CARBON ISOTOPES AS TRACERS OF GROUNDWATER AND SOIL WATER CONTRIBUTIONS TO STREAMFLOW IN A FORESTED HEADWATER CATCHMENT
Estimating soil water contributions to streamflow is of primary concern to hydrologists wishing to improve rainfall-runoff models, and quantification of carbon export from watersheds is of importance for understanding of global carbon fluxes. To aid in these efforts, we are measuring dissolved inorganic and organic carbon (DIC and DOC) concentrations and their bulk d13C values as tracers of soil water contributions to streams during runoff events. We present high-resolution time series measurements of DIC and DOC and their d13C values from samples of stream water, groundwater, and soil water collected at Sleepers River Research Watershed in Vermont, USA.
DOC concentrations in groundwater are low (<2 ppm C), while soil water concentrations are higher (up to 8 ppm C). Groundwater DOC show distinct d13C values that are up to 6 more positive than those of soil water DOC. Stream DOC concentrations consistently peak at the highest stream flows, with d13C values 2-3 lower than those during low flow, indicating a change in primary source from groundwater to soil water during runoff events.

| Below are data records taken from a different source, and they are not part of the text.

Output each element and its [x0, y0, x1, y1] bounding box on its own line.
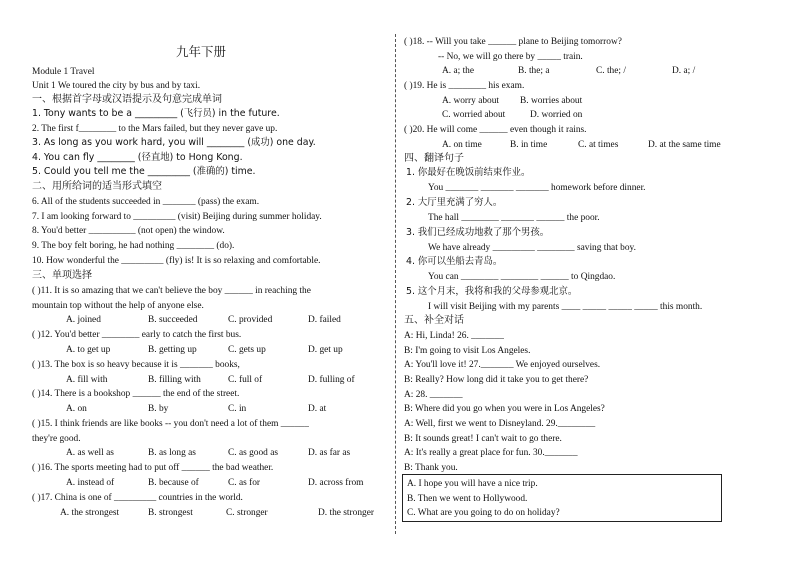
column-divider — [395, 34, 396, 534]
question-17-stem: ( )17. China is one of _________ countries in the world. — [32, 493, 243, 503]
question-11-options — [66, 314, 341, 326]
dialogue-option: B. Then we went to Hollywood. — [407, 494, 528, 504]
option: A. fill with — [66, 375, 108, 385]
question-11-stem: ( )11. It is so amazing that we can't believe the boy ______ in reaching the — [32, 286, 311, 296]
option: A. as well as — [66, 448, 114, 458]
section-2-heading: 二、用所给词的适当形式填空 — [32, 181, 162, 192]
question-2: 2. The first f________ to the Mars failed, but they never gave up. — [32, 124, 278, 134]
dialogue-line: A: 28. _______ — [404, 390, 463, 400]
question-16-stem: ( )16. The sports meeting had to put off ______ the bad weather. — [32, 463, 274, 473]
module-line: Module 1 Travel — [32, 67, 95, 77]
question-19-stem: ( )19. He is ________ his exam. — [404, 81, 525, 91]
question-18-options — [442, 65, 695, 77]
option: D. get up — [308, 345, 343, 355]
question-17-options — [60, 507, 374, 519]
option: A. instead of — [66, 478, 115, 488]
question-5: 5. Could you tell me the _________ (准确的) time. — [32, 166, 256, 177]
dialogue-option: A. I hope you will have a nice trip. — [407, 479, 538, 489]
question-15-options — [66, 447, 350, 459]
option: B. the; a — [518, 66, 550, 76]
translation-2-cn: 2. 大厅里充满了穷人。 — [406, 197, 503, 208]
translation-2-en: The hall ________ _______ ______ the poor. — [428, 213, 600, 223]
dialogue-line: B: Thank you. — [404, 463, 458, 473]
option: B. by — [148, 404, 169, 414]
question-18-stem: ( )18. -- Will you take ______ plane to Beijing tomorrow? — [404, 37, 622, 47]
option: C. provided — [228, 315, 273, 325]
option: C. full of — [228, 375, 263, 385]
option: A. on — [66, 404, 87, 414]
dialogue-line: A: Hi, Linda! 26. _______ — [404, 331, 504, 341]
option: D. at the same time — [648, 140, 721, 150]
translation-3-en: We have already _________ ________ saving that boy. — [428, 243, 636, 253]
option: D. failed — [308, 315, 341, 325]
question-12-options — [66, 344, 343, 356]
option: D. a; / — [672, 66, 696, 76]
option: B. as long as — [148, 448, 196, 458]
option: C. stronger — [226, 508, 268, 518]
option: B. filling with — [148, 375, 201, 385]
option: C. at times — [578, 140, 619, 150]
option: D. across from — [308, 478, 364, 488]
dialogue-line: B: Where did you go when you were in Los Angeles? — [404, 404, 605, 414]
page-title: 九年下册 — [176, 44, 227, 59]
option: C. the; / — [596, 66, 626, 76]
option: D. the stronger — [318, 508, 374, 518]
question-14-stem: ( )14. There is a bookshop ______ the end of the street. — [32, 389, 240, 399]
section-3-heading: 三、单项选择 — [32, 270, 92, 281]
unit-line: Unit 1 We toured the city by bus and by taxi. — [32, 81, 201, 91]
option: B. because of — [148, 478, 199, 488]
section-5-heading: 五、补全对话 — [404, 315, 464, 326]
dialogue-option: C. What are you going to do on holiday? — [407, 508, 560, 518]
translation-4-en: You can ________ ________ ______ to Qingdao. — [428, 272, 616, 282]
translation-4-cn: 4. 你可以坐船去青岛。 — [406, 256, 503, 267]
option: A. a; the — [442, 66, 475, 76]
option: C. as for — [228, 478, 261, 488]
dialogue-line: A: You'll love it! 27._______ We enjoyed ourselves. — [404, 360, 601, 370]
option: A. the strongest — [60, 508, 120, 518]
question-20-stem: ( )20. He will come ______ even though it rains. — [404, 125, 587, 135]
translation-5-en: I will visit Beijing with my parents ____ _____ _____ _____ this month. — [428, 302, 703, 312]
translation-5-cn: 5. 这个月末，我将和我的父母参观北京。 — [406, 286, 578, 297]
question-12-stem: ( )12. You'd better ________ early to catch the first bus. — [32, 330, 242, 340]
question-8: 8. You'd better __________ (not open) the window. — [32, 226, 225, 236]
question-20-options — [442, 139, 721, 151]
option: D. fulling of — [308, 375, 355, 385]
question-19-options-2 — [442, 109, 582, 121]
dialogue-line: B: I'm going to visit Los Angeles. — [404, 346, 531, 356]
option: A. to get up — [66, 345, 111, 355]
question-15-stem: ( )15. I think friends are like books -- you don't need a lot of them ______ — [32, 419, 309, 429]
dialogue-options-box — [402, 474, 722, 522]
option: A. worry about — [442, 96, 500, 106]
option: B. in time — [510, 140, 548, 150]
question-9: 9. The boy felt boring, he had nothing ________ (do). — [32, 241, 235, 251]
translation-1-cn: 1. 你最好在晚饭前结束作业。 — [406, 167, 531, 178]
option: D. worried on — [530, 110, 583, 120]
option: C. as good as — [228, 448, 278, 458]
question-6: 6. All of the students succeeded in _______ (pass) the exam. — [32, 197, 260, 207]
question-19-options — [442, 95, 582, 107]
translation-3-cn: 3. 我们已经成功地救了那个男孩。 — [406, 227, 550, 238]
section-4-heading: 四、翻译句子 — [404, 153, 464, 164]
option: B. strongest — [148, 508, 193, 518]
option: D. as far as — [308, 448, 351, 458]
dialogue-line: A: It's really a great place for fun. 30._______ — [404, 448, 578, 458]
dialogue-line: B: Really? How long did it take you to get there? — [404, 375, 589, 385]
question-14-options — [66, 403, 326, 415]
option: C. worried about — [442, 110, 506, 120]
option: C. in — [228, 404, 247, 414]
option: A. joined — [66, 315, 101, 325]
question-4: 4. You can fly ________ (径直地) to Hong Kong. — [32, 152, 243, 163]
option: D. at — [308, 404, 327, 414]
question-15-stem-cont: they're good. — [32, 434, 81, 444]
option: C. gets up — [228, 345, 266, 355]
question-18-stem-cont: -- No, we will go there by _____ train. — [438, 52, 583, 62]
option: A. on time — [442, 140, 482, 150]
translation-1-en: You _______ _______ _______ homework before dinner. — [428, 183, 646, 193]
option: B. worries about — [520, 96, 583, 106]
question-11-stem-cont: mountain top without the help of anyone else. — [32, 301, 204, 311]
question-7: 7. I am looking forward to _________ (visit) Beijing during summer holiday. — [32, 212, 322, 222]
question-10: 10. How wonderful the _________ (fly) is! It is so relaxing and comfortable. — [32, 256, 321, 266]
section-1-heading: 一、根据首字母或汉语提示及句意完成单词 — [32, 94, 222, 105]
question-16-options — [66, 477, 363, 489]
option: B. getting up — [148, 345, 197, 355]
question-13-stem: ( )13. The box is so heavy because it is _______ books, — [32, 360, 240, 370]
question-3: 3. As long as you work hard, you will ________ (成功) one day. — [32, 137, 316, 148]
dialogue-line: A: Well, first we went to Disneyland. 29.________ — [404, 419, 596, 429]
dialogue-line: B: It sounds great! I can't wait to go there. — [404, 434, 562, 444]
question-1: 1. Tony wants to be a _________ (飞行员) in the future. — [32, 108, 280, 119]
option: B. succeeded — [148, 315, 198, 325]
question-13-options — [66, 374, 355, 386]
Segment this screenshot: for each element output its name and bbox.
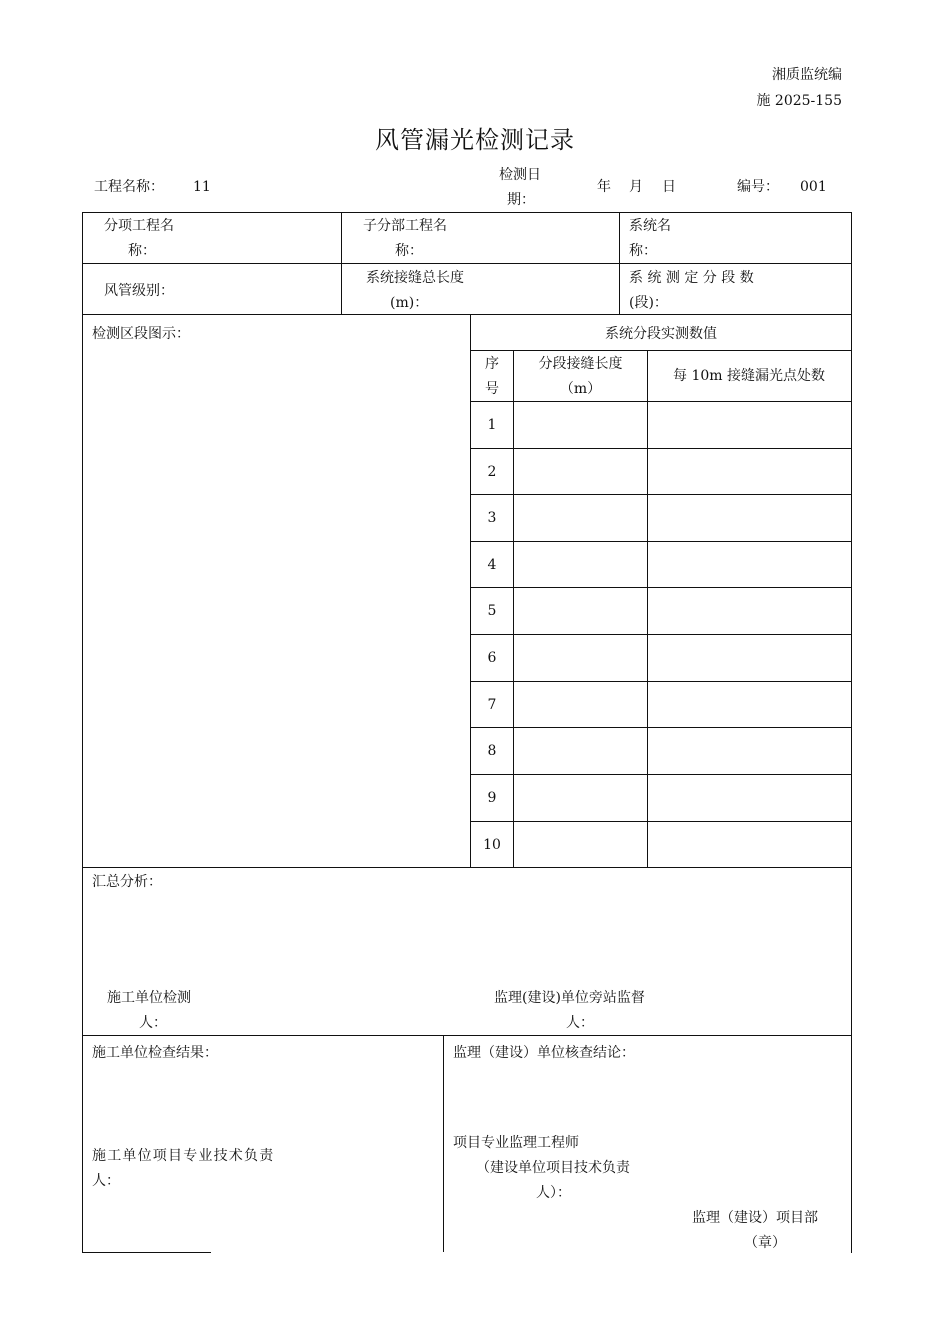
date-year: 年: [597, 179, 611, 195]
rule-summary: [82, 867, 851, 868]
duct-grade-label: 风管级别：: [104, 283, 174, 299]
supervising-engineer-label-line3: 人）：: [536, 1185, 571, 1201]
date-day: 日: [662, 179, 676, 195]
row-number: 2: [487, 464, 497, 480]
inspector-label-line2: 人：: [139, 1015, 167, 1031]
project-dept-label: 监理（建设）项目部: [692, 1210, 818, 1226]
system-name-label-line1: 系统名: [629, 218, 671, 234]
summary-label: 汇总分析：: [92, 874, 162, 890]
col-divider-length: [647, 350, 648, 867]
row-number: 7: [487, 697, 497, 713]
sub-item-label-line1: 分项工程名: [104, 218, 174, 234]
page-title: 风管漏光检测记录: [375, 126, 575, 154]
supervisor-label-line2: 人：: [566, 1015, 594, 1031]
rule-info-2: [82, 314, 851, 315]
sub-item-label-line2: 称：: [128, 243, 156, 259]
col-divider-bottom: [443, 1035, 444, 1252]
row-number: 6: [487, 650, 497, 666]
table-bottom-line: [82, 1252, 211, 1253]
sub-part-label-line1: 子分部工程名: [363, 218, 447, 234]
seam-total-label-line1: 系统接缝总长度: [366, 270, 464, 286]
rule-row: [471, 774, 851, 775]
row-number: 9: [487, 790, 497, 806]
contractor-lead-label-line2: 人：: [92, 1173, 120, 1189]
segment-count-label-line2: (段)：: [629, 295, 668, 311]
supervisor-conclusion-label: 监理（建设）单位核查结论：: [453, 1045, 635, 1061]
diagram-label: 检测区段图示：: [92, 326, 190, 342]
row-number: 1: [487, 417, 497, 433]
rule-row: [471, 541, 851, 542]
rule-row: [471, 448, 851, 449]
col-seq-header-line1: 序: [485, 356, 499, 372]
col-divider-info-2: [619, 212, 620, 314]
supervising-engineer-label-line1: 项目专业监理工程师: [453, 1135, 579, 1151]
form-code-line2: 施 2025-155: [756, 93, 842, 109]
row-number: 5: [487, 603, 497, 619]
row-number: 10: [483, 837, 501, 853]
serial-label: 编号：: [737, 179, 779, 195]
col-divider-seq: [513, 350, 514, 867]
col-seq-header-line2: 号: [485, 381, 499, 397]
rule-row: [471, 494, 851, 495]
col-length-header-line1: 分段接缝长度: [538, 356, 623, 372]
form-code-line1: 湘质监统编: [772, 67, 842, 83]
supervisor-label-line1: 监理(建设)单位旁站监督: [494, 990, 645, 1006]
row-number: 8: [487, 743, 497, 759]
row-number: 3: [487, 510, 497, 526]
rule-row: [471, 587, 851, 588]
rule-row: [471, 727, 851, 728]
contractor-lead-label-line1: 施工单位项目专业技术负责: [92, 1148, 275, 1164]
contractor-result-label: 施工单位检查结果：: [92, 1045, 218, 1061]
measure-title: 系统分段实测数值: [605, 326, 717, 342]
rule-row: [471, 681, 851, 682]
rule-row: [471, 634, 851, 635]
project-name-label: 工程名称：: [94, 179, 164, 195]
rule-measure-title: [471, 350, 851, 351]
rule-measure-header: [471, 401, 851, 402]
date-label-line1: 检测日: [499, 167, 541, 183]
date-label-line2: 期：: [507, 192, 535, 208]
seal-label: （章）: [744, 1235, 786, 1251]
sub-part-label-line2: 称：: [395, 243, 423, 259]
col-length-header-line2: （m）: [559, 381, 602, 397]
segment-count-label-line1: 系 统 测 定 分 段 数: [629, 270, 754, 286]
col-divider-info-1: [341, 212, 342, 314]
rule-row: [471, 821, 851, 822]
serial-value: 001: [800, 179, 827, 195]
col-leak-header: 每 10m 接缝漏光点处数: [673, 368, 825, 384]
seam-total-label-line2: (m)：: [390, 295, 429, 311]
system-name-label-line2: 称：: [629, 243, 657, 259]
project-name-value: 11: [193, 179, 211, 195]
row-number: 4: [487, 557, 497, 573]
supervising-engineer-label-line2: （建设单位项目技术负责: [476, 1160, 630, 1176]
rule-bottom: [82, 1035, 851, 1036]
inspector-label-line1: 施工单位检测: [107, 990, 191, 1006]
date-month: 月: [629, 179, 643, 195]
rule-info-1: [82, 263, 851, 264]
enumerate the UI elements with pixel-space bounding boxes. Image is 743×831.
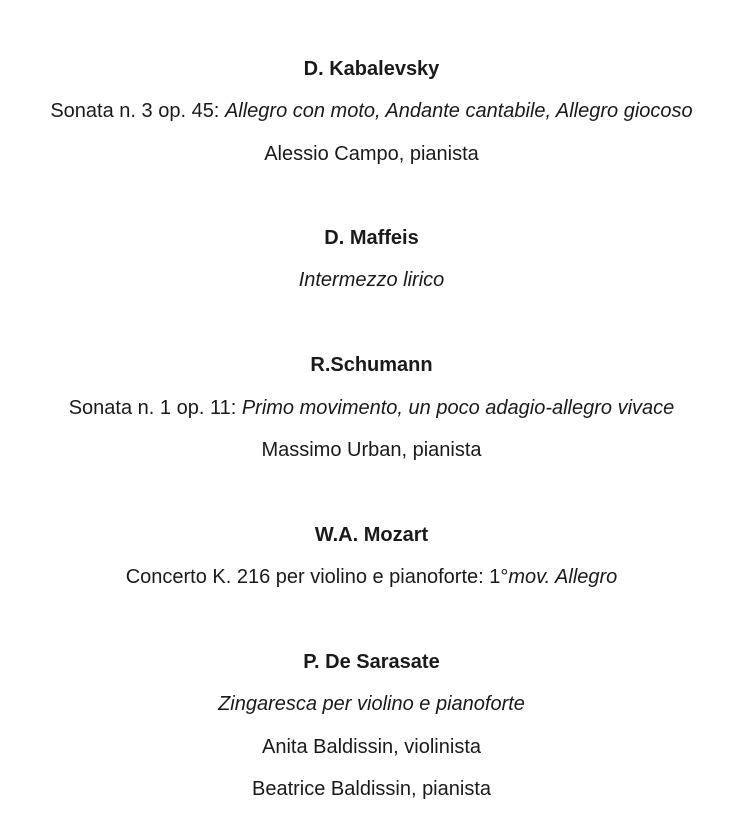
work-movements: mov. Allegro (508, 566, 618, 588)
work-schumann (0, 395, 743, 421)
performer-schumann: Massimo Urban, pianista (261, 439, 482, 461)
composer-kabalevsky: D. Kabalevsky (303, 58, 440, 80)
work-movements: Allegro con moto, Andante cantabile, Allegro giocoso (224, 100, 693, 122)
work-maffeis: Intermezzo lirico (298, 269, 445, 291)
composer-sarasate: P. De Sarasate (303, 651, 440, 673)
performer-sarasate-violin: Anita Baldissin, violinista (262, 736, 481, 758)
composer-maffeis: D. Maffeis (324, 227, 419, 249)
work-sarasate: Zingaresca per violino e pianoforte (218, 693, 525, 715)
work-title: Concerto K. 216 per violino e pianoforte: (125, 566, 490, 588)
composer-schumann: R.Schumann (310, 354, 433, 376)
performer-kabalevsky: Alessio Campo, pianista (264, 143, 479, 165)
work-mozart (0, 564, 743, 590)
work-movement-number: 1° (489, 566, 509, 588)
work-kabalevsky (0, 98, 743, 124)
work-title: Sonata n. 1 op. 11: (68, 397, 242, 419)
composer-mozart: W.A. Mozart (314, 524, 429, 546)
work-movements: Primo movimento, un poco adagio-allegro vivace (241, 397, 675, 419)
work-title: Sonata n. 3 op. 45: (50, 100, 225, 122)
performer-sarasate-piano: Beatrice Baldissin, pianista (251, 778, 491, 800)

DIC concentrations in groundwater are high (>10 ppm C) due to weathering of carbonate minerals in the watershed. In contrast, soils are carbonate-depleted and DIC concentrations in soil water are more than twice as low as those of groundwater (<5 ppm C). d13C of DIC values in groundwater show variable contributions from soil CO2 and dissolution of carbonate minerals, while soil water d13C of DIC values reflect soil CO2 alone. DIC concentrations in the stream drop during peak flow, as does d13C of DIC, again indicating greater soil water contributions to the stream at peak flow. However, d13C of DIC is affected by other processes occurring in the stream in addition to mixing between different source waters. For example, rapid outgassing of CO2 at the stream headwaters may cause the d13C of DIC to become higher than that predicted by a conservative mixing model, particularly during the growing season when soil PCO2 is highest. We present theoretical model calculations illustrating how CO2 outgassing may influence the d13C of stream water DIC. Field data will be discussed in the context of the model predictions as well as other possible interpretations of our observations with regard to the hydrological processes occurring in this watershed.